The United Nations humanitarian affairs office said more than 140,000 homes - nearly a third of all homes in Gaza - have been damaged, with nearly 13,000 completely destroyed. The south of the enclave has also been regularly hit. Gaza authorities said there were several dead and wounded in fresh strikes on Khan Younis, the enclave's main southern city.

Israel has vowed to wipe out the Hamas Islamist group that rules Gaza, after its gunmen burst through the barrier fence surrounding the enclave on Oct. 7 and rampaged through Israeli towns, killing 1,400 people.

Israel has already told all civilians to evacuate the northern half of the Gaza Strip, which includes Gaza City. Many people have yet to leave saying they fear losing everything and have nowhere safe to go with southern areas also under attack.

The Orthodox Patriarchate of Jerusalem, the main Palestinian Christian denomination, said Israeli forces had struck the Church of Saint Porphyrius in Gaza City, where hundreds of Christians and Muslims had sought sanctuary.

Video from the scene showed a wounded boy being carried from rubble at night. A civil defence worker said two people on upper floors had survived; those on lower floors had been killed and their bodies were still in the rubble. "They felt they would be safe here. They came from under the bombardment and the destruction, and they said they would be safe here but destruction chased them," a man cried out.

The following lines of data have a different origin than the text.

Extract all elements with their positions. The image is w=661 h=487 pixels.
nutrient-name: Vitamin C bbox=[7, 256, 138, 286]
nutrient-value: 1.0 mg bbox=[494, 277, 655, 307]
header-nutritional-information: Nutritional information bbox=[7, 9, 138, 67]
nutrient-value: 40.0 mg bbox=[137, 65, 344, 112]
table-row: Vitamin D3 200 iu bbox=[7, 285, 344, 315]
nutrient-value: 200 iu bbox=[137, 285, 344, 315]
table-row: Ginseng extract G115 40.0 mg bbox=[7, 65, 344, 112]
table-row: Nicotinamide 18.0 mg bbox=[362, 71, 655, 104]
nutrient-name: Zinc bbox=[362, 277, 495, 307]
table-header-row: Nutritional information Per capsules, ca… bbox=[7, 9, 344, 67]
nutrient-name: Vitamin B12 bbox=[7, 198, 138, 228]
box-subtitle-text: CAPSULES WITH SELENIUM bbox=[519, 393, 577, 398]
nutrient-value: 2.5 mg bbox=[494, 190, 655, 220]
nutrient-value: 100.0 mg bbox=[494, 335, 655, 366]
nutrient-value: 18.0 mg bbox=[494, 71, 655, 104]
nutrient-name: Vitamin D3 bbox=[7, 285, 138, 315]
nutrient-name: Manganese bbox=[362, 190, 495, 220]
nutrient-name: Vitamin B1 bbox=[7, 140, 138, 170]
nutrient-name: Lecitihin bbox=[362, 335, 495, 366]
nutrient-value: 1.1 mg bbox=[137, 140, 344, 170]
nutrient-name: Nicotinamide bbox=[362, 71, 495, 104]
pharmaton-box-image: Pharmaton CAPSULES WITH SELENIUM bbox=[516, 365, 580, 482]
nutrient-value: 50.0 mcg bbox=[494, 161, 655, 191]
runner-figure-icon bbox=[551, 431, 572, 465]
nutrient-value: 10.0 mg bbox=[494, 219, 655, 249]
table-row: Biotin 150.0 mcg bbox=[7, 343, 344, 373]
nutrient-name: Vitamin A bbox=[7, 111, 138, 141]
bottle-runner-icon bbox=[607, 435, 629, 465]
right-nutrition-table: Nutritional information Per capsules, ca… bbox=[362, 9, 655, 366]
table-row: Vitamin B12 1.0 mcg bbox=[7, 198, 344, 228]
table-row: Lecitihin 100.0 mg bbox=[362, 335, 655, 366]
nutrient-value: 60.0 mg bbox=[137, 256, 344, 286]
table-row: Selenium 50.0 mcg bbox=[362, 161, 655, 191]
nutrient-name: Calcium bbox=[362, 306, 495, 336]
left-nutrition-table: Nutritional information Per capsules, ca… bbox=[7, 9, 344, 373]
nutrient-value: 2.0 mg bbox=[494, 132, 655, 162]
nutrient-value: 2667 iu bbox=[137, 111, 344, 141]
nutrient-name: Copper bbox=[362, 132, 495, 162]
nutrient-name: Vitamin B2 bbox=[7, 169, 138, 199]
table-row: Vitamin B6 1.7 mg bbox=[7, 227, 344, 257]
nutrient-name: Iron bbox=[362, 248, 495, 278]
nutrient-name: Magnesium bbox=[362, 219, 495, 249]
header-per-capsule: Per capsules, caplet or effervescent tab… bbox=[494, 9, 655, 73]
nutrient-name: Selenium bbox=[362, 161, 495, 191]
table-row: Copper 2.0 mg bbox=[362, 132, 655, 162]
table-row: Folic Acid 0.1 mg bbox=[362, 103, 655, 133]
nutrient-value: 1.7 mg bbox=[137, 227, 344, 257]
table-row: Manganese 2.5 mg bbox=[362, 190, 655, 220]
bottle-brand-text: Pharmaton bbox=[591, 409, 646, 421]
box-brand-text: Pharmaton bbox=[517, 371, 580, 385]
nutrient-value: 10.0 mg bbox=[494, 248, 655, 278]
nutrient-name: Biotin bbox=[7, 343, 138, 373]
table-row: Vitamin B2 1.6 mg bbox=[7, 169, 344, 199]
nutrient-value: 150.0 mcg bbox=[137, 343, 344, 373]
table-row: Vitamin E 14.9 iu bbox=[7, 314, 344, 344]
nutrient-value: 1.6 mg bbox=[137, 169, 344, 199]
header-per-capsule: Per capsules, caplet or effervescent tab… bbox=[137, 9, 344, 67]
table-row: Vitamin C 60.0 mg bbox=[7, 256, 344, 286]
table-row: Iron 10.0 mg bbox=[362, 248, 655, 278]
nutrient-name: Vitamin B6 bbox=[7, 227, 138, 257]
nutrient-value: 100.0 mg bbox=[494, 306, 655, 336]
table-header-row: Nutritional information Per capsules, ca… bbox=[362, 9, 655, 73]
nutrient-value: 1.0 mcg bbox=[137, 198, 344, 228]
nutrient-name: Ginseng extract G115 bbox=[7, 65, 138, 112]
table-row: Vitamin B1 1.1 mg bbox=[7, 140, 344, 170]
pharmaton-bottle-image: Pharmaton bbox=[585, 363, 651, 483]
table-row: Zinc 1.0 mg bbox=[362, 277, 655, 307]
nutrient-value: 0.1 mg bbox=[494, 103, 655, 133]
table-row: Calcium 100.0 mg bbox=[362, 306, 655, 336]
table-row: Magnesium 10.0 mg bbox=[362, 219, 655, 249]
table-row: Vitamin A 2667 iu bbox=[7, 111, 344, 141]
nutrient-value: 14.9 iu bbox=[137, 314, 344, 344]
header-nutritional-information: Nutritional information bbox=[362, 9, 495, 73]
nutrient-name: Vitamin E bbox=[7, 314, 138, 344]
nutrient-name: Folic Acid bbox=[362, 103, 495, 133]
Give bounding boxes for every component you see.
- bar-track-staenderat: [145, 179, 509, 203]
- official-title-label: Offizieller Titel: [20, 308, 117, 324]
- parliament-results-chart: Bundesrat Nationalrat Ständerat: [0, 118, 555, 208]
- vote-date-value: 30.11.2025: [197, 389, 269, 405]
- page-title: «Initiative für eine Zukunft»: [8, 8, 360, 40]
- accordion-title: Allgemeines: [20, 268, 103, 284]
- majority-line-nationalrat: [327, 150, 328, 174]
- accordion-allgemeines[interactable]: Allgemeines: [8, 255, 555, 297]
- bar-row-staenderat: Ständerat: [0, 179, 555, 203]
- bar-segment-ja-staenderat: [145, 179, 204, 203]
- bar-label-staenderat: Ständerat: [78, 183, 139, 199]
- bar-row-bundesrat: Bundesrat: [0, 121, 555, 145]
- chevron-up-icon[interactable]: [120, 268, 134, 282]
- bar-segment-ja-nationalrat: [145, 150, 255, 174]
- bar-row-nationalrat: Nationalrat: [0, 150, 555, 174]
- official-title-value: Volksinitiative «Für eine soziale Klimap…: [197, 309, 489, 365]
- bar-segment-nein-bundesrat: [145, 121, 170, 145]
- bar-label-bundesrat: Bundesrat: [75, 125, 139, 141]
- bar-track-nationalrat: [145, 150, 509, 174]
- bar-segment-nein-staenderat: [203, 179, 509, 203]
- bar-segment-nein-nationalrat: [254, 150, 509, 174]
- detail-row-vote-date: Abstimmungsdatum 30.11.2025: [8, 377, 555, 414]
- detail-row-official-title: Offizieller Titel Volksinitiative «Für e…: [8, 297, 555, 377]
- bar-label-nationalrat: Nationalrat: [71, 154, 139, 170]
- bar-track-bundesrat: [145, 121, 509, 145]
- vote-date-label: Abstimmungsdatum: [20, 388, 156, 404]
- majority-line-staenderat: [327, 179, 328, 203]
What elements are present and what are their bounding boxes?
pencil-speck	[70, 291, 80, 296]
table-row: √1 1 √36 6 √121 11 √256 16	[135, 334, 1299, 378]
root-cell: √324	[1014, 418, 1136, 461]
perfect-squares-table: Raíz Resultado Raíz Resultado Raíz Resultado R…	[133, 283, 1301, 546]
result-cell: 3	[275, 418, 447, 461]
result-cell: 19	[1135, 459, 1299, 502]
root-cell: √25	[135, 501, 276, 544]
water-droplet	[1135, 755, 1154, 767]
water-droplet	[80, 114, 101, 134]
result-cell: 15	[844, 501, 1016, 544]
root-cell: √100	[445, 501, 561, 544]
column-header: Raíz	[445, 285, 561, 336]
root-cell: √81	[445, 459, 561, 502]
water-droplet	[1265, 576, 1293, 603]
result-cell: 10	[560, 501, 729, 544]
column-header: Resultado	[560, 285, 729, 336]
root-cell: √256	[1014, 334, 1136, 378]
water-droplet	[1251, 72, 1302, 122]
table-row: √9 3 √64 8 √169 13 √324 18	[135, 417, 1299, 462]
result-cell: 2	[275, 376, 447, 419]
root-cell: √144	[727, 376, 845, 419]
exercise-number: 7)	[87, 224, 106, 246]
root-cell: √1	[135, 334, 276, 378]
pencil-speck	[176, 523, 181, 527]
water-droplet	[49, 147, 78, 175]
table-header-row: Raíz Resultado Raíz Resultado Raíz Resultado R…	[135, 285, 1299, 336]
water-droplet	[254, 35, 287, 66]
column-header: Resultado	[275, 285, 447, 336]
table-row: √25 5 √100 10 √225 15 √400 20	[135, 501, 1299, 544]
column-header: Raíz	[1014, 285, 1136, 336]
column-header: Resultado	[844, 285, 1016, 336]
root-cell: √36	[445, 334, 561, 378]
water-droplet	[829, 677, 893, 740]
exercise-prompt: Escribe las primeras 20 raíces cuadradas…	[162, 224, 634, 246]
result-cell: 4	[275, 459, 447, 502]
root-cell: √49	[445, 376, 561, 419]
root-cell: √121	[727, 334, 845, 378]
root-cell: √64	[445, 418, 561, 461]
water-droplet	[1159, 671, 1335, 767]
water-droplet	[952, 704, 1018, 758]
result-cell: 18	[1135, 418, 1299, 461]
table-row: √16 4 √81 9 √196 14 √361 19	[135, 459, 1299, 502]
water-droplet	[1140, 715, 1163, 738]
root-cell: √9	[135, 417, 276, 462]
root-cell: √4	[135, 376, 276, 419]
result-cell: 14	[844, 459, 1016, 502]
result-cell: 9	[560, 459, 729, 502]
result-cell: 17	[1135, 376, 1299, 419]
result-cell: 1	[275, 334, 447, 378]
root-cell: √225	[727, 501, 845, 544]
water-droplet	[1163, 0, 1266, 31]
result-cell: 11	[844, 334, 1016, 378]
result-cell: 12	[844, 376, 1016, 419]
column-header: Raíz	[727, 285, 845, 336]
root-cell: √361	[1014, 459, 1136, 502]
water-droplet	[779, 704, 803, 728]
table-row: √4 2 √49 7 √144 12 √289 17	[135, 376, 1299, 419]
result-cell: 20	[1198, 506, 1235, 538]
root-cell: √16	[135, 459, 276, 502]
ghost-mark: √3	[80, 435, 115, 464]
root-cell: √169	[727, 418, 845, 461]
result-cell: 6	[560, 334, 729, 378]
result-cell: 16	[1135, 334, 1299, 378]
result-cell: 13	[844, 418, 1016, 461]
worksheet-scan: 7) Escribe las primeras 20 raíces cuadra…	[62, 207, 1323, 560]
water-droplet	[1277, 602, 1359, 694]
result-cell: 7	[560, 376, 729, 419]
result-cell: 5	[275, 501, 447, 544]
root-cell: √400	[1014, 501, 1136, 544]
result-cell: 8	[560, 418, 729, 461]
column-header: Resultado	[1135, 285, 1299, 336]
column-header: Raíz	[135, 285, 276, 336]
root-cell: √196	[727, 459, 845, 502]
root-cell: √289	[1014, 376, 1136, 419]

Gaza's Hamas-run government media office said 18 Christian Palestinians had been killed. There was no immediate word from the church on the final death toll. It said targeting churches that were used as shelters for people fleeing bombing was "a war crime that cannot be ignored."

The Israeli military said part of the church was damaged in a strike on a militant command centre and it was reviewing the incident. In Zahra, a northern Gaza town, residents said their entire district of some 25 multi-storey apartment buildings was razed to the ground.

They received Israeli warning messages on their mobile phones at breakfast time, followed ten minutes later by a small drone strike that hammered the message home. Half an hour after the initial warning, F-16 warplanes brought the buildings down in huge explosions and clouds of dust.

"Everything I ever dreamt of and thought that I have achieved was gone. In that apartment was my dream, my memories with my children, and my wife, was the smell of safety and love," Ali, a resident of the district, told Reuters by phone, declining to give his full name for fear of reprisals.